COLORADO SPRINGS, Colo. — If you experienced the hail storm from August 6, 2018 you likely remember it well. In fact, you're insurance claims may still be open!
The set up
High pressure over the desert southwest indicated a strong late summer monsoon pattern. Humid air from the Gulf of Mexico pooled over the plains. Fuel for thunderstorms was being transported to Colorado from top to bottom. The wind speeds of the jet stream were faster than a typical monsoon pattern and they were twisting with height. This indicated storms would have a sustained, rotating updraft which leads to large hail growth. Knowing this potential... a severe thunderstorm watch was issued at 1 pm.
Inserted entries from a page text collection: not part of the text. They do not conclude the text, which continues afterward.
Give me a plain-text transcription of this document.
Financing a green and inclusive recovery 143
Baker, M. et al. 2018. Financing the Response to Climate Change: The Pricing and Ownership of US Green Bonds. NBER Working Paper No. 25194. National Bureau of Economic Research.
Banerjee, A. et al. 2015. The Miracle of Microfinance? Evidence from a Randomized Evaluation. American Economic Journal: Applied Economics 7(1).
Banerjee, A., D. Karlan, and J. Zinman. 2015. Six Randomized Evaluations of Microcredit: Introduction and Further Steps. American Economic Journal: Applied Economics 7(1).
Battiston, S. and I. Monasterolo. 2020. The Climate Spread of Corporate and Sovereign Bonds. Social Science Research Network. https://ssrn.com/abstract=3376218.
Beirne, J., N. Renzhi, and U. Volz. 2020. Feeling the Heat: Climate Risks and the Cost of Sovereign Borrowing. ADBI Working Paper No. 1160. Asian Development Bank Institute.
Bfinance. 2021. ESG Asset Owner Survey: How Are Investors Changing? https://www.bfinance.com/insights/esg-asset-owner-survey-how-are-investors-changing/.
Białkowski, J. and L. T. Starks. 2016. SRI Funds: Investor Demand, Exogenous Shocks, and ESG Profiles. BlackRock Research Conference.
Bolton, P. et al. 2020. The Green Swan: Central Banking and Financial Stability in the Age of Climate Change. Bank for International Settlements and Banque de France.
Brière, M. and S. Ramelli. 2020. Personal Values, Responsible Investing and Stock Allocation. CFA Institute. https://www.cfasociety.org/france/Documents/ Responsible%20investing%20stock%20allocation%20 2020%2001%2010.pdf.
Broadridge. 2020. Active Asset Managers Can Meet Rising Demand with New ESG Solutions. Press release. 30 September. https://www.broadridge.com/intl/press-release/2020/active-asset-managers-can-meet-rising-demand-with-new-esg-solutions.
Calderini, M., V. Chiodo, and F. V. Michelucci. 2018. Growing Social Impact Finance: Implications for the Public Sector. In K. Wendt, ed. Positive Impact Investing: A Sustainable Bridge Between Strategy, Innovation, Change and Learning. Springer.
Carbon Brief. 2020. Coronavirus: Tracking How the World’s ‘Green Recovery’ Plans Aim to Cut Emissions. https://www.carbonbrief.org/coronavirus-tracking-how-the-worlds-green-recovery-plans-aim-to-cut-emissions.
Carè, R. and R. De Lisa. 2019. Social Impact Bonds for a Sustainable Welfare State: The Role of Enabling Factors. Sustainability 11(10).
In a storm summary from the National Weather Service, a minute by minute recap shows who was impacted and when.
The first severe thunderstorm warning was issued at 1:19 pm. By 2:00 pm icy baseballs were pounding Colorado Springs. At 2:20 the storm hit Cheyenne Mountain Zoo where 5 animals died. At 2:49 the storm hits Fountain and then moves southeast to the Pueblo and El Paso county line. The largest hail stone reported from this storm was in Security with a whopping 4 inches in diameter, the size of a softball.
14 people were injured in this extreme weather event. Initial estimates from this storm indicated over $170 million of insured damages in El Paso county. The storms that occurred this day in Colorado, Nebraska and Wyoming was eventually listed as a$1 billion dollar disaster under the U.S.A. government, with the costliest damages right here in southern Colorado.